Now it sits on my kitchen table.

It stares me in the face as I prepare for the task of the day: to walk a young man through the valley of the shadow of death.

I imagine my way through the moments ahead. I will make my way downtown. Parking in the concrete towers, I will wait until he arrives. I will introduce myself to the adults assigned by the state to care for him since Life has dealt him a hard hand to play.

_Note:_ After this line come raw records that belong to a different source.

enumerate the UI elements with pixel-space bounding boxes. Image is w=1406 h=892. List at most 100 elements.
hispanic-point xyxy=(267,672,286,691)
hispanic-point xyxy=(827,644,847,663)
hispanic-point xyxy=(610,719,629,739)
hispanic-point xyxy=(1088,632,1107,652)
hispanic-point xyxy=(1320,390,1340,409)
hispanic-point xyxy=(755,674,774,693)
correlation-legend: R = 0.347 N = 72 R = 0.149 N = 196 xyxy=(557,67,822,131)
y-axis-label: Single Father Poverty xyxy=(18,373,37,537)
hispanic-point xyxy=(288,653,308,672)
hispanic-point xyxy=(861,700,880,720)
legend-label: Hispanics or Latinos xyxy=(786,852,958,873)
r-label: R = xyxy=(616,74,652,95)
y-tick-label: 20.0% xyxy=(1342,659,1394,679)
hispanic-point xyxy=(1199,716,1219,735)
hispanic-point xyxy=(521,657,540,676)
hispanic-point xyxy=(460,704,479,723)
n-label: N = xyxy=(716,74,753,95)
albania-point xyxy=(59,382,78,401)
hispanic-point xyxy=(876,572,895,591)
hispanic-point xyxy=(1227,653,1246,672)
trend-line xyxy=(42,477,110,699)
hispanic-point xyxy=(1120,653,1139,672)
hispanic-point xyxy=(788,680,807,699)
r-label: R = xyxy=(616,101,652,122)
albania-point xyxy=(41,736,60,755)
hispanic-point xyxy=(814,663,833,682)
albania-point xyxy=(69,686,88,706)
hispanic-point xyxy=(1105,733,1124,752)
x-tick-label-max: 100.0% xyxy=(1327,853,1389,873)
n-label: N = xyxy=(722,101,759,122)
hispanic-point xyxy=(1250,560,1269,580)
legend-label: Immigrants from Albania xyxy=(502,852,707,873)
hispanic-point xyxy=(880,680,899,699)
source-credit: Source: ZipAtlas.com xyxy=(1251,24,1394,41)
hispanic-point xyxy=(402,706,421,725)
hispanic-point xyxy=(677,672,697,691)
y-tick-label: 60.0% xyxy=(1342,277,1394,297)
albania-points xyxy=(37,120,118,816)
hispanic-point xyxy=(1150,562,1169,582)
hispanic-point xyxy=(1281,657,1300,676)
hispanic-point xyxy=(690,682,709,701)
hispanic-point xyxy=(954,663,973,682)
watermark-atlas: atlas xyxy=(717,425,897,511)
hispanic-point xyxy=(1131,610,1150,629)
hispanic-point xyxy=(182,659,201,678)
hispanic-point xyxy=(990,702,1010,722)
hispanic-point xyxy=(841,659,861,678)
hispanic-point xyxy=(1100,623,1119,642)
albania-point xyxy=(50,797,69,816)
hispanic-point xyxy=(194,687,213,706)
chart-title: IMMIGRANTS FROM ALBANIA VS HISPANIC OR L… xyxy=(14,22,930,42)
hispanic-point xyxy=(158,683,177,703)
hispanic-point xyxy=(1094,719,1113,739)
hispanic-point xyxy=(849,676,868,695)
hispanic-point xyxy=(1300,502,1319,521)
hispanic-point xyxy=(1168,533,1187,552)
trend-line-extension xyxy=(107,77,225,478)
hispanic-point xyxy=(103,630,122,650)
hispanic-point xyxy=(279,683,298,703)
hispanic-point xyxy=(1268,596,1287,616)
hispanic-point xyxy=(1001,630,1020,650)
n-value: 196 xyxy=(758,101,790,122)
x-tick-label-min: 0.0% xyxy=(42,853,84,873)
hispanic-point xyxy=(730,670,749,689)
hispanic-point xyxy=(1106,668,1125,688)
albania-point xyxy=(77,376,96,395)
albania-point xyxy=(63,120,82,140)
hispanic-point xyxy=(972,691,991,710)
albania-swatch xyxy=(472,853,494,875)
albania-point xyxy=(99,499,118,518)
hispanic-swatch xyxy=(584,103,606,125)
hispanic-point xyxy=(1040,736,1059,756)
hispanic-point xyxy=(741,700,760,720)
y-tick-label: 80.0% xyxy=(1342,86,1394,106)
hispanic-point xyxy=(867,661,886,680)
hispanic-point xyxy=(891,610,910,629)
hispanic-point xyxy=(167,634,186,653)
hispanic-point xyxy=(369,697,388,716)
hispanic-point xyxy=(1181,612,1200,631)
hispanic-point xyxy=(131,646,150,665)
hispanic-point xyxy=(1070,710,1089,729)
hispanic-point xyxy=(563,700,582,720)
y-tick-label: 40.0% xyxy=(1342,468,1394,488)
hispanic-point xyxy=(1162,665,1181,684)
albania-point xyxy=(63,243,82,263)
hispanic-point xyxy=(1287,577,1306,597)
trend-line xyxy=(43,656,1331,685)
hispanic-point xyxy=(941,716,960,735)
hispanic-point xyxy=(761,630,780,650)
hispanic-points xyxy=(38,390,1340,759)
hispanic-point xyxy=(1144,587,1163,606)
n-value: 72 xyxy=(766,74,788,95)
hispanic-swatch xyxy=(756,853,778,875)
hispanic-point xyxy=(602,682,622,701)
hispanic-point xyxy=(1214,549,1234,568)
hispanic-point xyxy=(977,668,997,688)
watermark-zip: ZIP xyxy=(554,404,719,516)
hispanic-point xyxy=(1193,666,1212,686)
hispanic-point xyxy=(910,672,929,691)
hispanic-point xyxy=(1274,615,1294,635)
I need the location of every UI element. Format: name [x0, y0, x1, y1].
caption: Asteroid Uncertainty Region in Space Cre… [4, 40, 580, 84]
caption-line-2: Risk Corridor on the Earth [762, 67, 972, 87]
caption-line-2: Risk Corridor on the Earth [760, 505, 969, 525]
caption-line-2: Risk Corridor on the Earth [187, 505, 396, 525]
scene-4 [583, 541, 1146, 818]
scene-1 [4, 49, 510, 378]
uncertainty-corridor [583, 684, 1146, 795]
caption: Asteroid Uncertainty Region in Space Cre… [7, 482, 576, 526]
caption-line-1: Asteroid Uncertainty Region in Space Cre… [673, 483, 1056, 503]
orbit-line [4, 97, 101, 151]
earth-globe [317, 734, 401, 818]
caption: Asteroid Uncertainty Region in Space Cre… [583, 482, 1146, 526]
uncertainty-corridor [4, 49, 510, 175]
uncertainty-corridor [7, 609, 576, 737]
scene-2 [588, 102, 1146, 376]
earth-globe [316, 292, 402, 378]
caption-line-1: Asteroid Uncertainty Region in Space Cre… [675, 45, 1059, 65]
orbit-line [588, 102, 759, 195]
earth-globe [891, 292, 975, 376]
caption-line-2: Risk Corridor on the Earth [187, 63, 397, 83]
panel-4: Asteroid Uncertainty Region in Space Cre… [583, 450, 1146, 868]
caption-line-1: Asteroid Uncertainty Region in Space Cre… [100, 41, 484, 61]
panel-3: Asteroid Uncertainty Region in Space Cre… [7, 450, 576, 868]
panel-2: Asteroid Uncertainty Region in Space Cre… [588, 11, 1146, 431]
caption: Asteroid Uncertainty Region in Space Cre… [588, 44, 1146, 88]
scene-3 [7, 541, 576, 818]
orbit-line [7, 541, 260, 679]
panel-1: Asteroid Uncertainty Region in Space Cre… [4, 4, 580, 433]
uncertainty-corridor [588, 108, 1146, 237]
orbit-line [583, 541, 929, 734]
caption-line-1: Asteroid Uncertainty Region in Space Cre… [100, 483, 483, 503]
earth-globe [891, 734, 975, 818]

He will walk the steps in the sterile, quiet halls. Pulling back the glass doors, he will face his grandfather, the man who has raised him, as he lies in a hospital bed hooked up to monitors. The words (hemorrhage, irreversible damage, stroke) all describe his condition. But they are just words. When he walks in, it will be the sights and sounds and emotions that will tell the story.

It’s a rollercoaster, this life. This whirlwind of love and loss. This mess of flesh and bone and spirit.

In a day following in the footsteps of Love-Made-Flesh, I choose to get on the ride.

I choose because some don’t have a choice. I choose because one day I will not have the choice. I choose because those I love, those God loves, those that have been entrusted to my care have tickets for the rollercoaster.

I will reach out my hand to touch his arm so that he knows that I’m by his side. And then we will hold on tight. As the ride leads us up slowly and then plummets us down into the abyss, I hope he’s willing to hold on. I hope that I am, too.

So that when it comes to an end, we may look at one another and recognize the miracle – that the pain and loss of this Life is nothing compared to the power that holds us together. Though changed and grieved, we are still here. Love has kept us together. We are alive and ready to ride again as the sun rises on another day.